Al parecer, a Mertwig y a Reehsha les faltaban por fin las palabras. Por primera vez, un largo silencio reinó en la destartalada cabaña del viejo pescador. Sin embargo, Reehsha se mostraba todavía receloso; el rostro de Mertwig, por el contrario, denotaba un gran alivio. Brandella se había enjugado las lágrimas y observaba con fijeza al semielfo.
—¿Quién eres? —preguntó, al cabo, la tejedora, con suave amabilidad. Su voz sonaba firme—. Eres forastero en Ankatavaka y, sin embargo, afirmas conocer a mi Kishpa. Lo llamas tu amigo y proclamas ser mi protector. ¿Por qué? ¿Y con qué magia posees semejante espada?
—Interesantes preguntas, Brandella. —Tanis se atrevió a sostener su mirada. El llanto había acentuado su palidez; con todo, el semielfo comprendió que, bajo aquella delicada apariencia, latía un temple de acero más inflexible que la espada que ahora enfundaba en la vaina.
—¿Sabes mi nombre? —preguntó la joven.
—En efecto.
—En correspondencia, responde a mis preguntas y dime lo que quiero y necesito saber.
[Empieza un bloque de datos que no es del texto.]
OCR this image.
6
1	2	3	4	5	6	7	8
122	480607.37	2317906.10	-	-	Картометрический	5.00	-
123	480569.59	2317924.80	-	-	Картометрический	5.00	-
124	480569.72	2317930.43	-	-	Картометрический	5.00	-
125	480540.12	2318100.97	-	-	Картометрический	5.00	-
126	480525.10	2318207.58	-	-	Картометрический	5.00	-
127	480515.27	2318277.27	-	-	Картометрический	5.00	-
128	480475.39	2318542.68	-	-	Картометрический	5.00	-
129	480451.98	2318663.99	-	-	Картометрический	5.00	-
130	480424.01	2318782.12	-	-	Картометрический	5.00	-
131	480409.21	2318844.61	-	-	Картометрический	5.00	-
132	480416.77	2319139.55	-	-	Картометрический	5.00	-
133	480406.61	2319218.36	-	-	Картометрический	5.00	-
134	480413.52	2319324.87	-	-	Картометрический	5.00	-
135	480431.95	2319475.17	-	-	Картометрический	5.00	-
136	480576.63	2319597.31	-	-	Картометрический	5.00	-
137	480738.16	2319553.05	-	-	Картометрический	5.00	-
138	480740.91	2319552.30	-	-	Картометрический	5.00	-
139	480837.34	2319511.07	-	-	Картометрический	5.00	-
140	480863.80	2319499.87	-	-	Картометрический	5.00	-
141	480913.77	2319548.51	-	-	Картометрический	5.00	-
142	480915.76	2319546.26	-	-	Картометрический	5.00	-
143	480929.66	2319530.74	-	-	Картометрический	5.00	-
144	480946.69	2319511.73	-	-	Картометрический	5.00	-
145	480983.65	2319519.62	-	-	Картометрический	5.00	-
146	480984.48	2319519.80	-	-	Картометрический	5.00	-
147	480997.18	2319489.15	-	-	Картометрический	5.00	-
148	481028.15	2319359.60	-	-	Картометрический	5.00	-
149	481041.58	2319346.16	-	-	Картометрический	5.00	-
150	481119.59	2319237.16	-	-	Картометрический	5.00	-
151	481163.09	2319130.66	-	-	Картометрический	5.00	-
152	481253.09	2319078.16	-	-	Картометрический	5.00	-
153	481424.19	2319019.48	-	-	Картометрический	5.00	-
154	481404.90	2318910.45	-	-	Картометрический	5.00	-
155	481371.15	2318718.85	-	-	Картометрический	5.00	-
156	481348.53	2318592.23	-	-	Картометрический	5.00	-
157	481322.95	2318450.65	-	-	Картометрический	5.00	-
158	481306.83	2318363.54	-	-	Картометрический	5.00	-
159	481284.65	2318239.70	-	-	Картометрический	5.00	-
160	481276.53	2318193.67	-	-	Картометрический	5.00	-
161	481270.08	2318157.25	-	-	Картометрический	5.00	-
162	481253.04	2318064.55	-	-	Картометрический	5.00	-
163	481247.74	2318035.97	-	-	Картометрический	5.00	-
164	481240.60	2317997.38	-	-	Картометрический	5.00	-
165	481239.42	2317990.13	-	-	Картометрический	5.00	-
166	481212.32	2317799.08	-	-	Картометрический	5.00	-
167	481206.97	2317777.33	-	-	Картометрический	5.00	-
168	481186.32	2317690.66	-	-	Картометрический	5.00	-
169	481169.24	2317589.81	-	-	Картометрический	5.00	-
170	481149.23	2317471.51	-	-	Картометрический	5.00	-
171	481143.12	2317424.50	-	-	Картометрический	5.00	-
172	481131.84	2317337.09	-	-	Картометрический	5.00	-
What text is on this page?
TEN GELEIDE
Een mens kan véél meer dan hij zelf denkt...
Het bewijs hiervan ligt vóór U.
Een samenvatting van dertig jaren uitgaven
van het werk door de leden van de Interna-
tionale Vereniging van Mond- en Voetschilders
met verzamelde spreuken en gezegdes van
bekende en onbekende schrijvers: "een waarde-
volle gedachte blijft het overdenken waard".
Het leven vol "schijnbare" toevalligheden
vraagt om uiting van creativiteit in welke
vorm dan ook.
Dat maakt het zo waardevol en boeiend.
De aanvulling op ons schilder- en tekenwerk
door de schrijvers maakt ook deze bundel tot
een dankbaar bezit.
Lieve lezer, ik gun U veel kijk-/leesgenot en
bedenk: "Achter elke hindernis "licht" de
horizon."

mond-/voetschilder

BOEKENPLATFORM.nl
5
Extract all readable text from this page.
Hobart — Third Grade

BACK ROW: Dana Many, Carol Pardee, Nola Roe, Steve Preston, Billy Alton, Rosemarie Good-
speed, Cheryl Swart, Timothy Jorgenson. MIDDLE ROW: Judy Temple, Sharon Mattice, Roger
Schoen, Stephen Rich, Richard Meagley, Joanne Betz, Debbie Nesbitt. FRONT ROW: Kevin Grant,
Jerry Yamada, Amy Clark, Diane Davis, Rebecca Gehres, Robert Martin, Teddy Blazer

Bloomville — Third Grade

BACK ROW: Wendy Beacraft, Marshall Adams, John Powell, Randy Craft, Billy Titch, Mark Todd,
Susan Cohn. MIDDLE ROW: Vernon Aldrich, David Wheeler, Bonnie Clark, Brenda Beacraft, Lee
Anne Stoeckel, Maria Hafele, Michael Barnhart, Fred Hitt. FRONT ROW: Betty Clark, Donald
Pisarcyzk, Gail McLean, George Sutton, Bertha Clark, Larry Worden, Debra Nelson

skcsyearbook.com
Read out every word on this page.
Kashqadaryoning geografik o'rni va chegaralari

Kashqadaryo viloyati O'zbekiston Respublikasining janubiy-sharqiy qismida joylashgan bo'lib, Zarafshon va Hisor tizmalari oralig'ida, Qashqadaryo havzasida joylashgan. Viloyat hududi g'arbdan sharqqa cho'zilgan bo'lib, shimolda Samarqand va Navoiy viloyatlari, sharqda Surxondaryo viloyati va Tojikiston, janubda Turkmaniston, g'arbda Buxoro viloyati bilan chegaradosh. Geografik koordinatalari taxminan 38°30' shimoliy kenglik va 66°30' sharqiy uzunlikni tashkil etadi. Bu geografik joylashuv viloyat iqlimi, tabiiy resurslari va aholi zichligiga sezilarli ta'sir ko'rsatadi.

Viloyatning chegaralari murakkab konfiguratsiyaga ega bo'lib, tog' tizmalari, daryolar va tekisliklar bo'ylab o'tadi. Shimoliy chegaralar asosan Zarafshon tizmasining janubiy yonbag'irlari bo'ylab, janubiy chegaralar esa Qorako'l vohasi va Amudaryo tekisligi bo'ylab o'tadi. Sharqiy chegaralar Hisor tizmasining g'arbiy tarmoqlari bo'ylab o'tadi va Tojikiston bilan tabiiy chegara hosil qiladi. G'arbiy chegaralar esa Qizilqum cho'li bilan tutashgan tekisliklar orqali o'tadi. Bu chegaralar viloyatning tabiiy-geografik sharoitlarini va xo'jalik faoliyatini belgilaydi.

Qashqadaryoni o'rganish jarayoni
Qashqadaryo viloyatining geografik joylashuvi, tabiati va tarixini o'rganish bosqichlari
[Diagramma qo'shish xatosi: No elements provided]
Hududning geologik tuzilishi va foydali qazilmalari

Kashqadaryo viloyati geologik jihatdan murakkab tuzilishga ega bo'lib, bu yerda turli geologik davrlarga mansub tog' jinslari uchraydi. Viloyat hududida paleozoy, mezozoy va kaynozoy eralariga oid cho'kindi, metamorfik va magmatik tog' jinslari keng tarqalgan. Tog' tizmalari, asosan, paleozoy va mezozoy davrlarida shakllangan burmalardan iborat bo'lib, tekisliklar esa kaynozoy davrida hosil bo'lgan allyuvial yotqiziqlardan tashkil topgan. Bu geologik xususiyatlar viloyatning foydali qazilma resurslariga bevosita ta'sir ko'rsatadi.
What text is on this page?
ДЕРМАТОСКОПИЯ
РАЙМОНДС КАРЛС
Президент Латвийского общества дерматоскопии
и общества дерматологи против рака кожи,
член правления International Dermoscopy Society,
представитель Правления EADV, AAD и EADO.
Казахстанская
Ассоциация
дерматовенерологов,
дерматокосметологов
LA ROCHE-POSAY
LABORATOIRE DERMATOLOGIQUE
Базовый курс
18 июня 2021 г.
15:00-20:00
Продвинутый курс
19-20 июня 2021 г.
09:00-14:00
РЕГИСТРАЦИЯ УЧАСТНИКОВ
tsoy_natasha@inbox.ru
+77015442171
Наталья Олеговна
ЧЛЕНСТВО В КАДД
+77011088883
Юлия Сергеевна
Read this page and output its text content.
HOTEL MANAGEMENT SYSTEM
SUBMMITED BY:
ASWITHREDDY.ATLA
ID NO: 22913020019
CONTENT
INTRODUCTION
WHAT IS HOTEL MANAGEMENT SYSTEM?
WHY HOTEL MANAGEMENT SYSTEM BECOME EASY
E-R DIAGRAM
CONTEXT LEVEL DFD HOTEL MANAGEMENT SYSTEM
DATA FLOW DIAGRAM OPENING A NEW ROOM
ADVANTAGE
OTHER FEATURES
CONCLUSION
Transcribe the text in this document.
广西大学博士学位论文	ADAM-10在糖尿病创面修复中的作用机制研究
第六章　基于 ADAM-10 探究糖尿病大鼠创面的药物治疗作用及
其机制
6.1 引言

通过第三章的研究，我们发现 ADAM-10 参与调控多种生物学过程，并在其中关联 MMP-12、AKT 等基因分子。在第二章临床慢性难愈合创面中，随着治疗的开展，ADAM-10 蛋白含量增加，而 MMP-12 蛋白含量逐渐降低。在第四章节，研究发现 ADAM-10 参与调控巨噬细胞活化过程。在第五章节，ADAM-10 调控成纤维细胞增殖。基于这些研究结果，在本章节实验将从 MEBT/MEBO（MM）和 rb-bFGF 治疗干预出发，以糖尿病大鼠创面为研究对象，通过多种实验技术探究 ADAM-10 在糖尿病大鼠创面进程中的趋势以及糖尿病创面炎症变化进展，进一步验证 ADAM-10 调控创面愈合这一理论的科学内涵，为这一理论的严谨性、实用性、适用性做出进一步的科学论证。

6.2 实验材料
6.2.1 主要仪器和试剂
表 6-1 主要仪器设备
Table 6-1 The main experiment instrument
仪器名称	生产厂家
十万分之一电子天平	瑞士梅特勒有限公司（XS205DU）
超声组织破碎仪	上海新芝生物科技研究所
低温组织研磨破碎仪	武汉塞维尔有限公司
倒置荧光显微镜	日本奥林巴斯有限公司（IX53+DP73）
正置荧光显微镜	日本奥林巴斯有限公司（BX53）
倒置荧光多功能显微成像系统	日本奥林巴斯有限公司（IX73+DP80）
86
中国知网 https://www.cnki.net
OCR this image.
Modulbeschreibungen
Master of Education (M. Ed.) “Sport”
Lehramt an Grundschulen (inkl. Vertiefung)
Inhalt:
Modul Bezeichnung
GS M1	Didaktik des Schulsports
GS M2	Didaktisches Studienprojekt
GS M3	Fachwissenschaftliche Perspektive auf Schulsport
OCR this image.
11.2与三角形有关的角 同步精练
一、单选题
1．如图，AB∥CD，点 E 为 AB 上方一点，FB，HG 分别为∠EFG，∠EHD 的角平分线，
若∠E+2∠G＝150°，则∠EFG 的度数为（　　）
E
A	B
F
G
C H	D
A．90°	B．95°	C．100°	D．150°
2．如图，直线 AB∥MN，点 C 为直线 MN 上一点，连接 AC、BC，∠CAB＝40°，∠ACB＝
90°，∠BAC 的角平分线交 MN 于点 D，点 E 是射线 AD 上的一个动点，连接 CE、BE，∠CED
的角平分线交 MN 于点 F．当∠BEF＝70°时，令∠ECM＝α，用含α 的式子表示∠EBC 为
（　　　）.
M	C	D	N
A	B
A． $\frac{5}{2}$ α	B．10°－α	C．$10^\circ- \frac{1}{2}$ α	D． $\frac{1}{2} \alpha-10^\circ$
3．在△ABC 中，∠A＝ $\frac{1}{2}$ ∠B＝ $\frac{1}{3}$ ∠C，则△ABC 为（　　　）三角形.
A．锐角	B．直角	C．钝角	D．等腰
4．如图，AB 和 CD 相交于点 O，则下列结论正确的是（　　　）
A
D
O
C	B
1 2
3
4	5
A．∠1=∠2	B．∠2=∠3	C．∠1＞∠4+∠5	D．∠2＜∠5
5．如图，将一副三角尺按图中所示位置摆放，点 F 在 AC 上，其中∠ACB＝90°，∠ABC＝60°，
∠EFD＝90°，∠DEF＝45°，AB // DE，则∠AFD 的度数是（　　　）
—Me llamo Tanis —comenzó con lentitud, mientras decidía hasta dónde debía descubrirle lo que sabía. La vela chisporroteó. Mertwig había vuelto junto a su esposa y velaba su descanso. El viejo pescador se encaminó a un banco cercano a la puerta y tomó asiento.
Tanis sabía que su principal problema era que tendría que salir en algún momento de la memoria del anciano Kishpa. Clotnik le aseguró que el mago lo ayudaría a hacerlo. Pero ¿cómo? ¿Y cuándo? Sin ese conocimiento, era reacio a decirle demasiado a Brandella por temor a que la joven se riera de él. Como también ignoraba si su reacción sería contar de inmediato lo que le revelara a su amado, el hombre que trataría de impedirle que abandonara este tiempo y lugar.
—Vengo de muy lejos —comenzó, indeciso de lo que decir a continuación—. Y no poseo otra magia que la que Kishpa me ha dado. Fue él quien me hizo venir. Y también fue él quien encantó mi espada. Me encontraba en la barricada sur cuando realizó el hechizo, ¿comprendes?
Brandella no escuchó una sola palabra de lo que dijo después. Se limitó a mirar de hito en hito a Tanis; recordaba cómo se había fijado en él cuando luchaba en el lejano parapeto. Sí, pensó, era él…, el hombre que aparecía en sus sueños.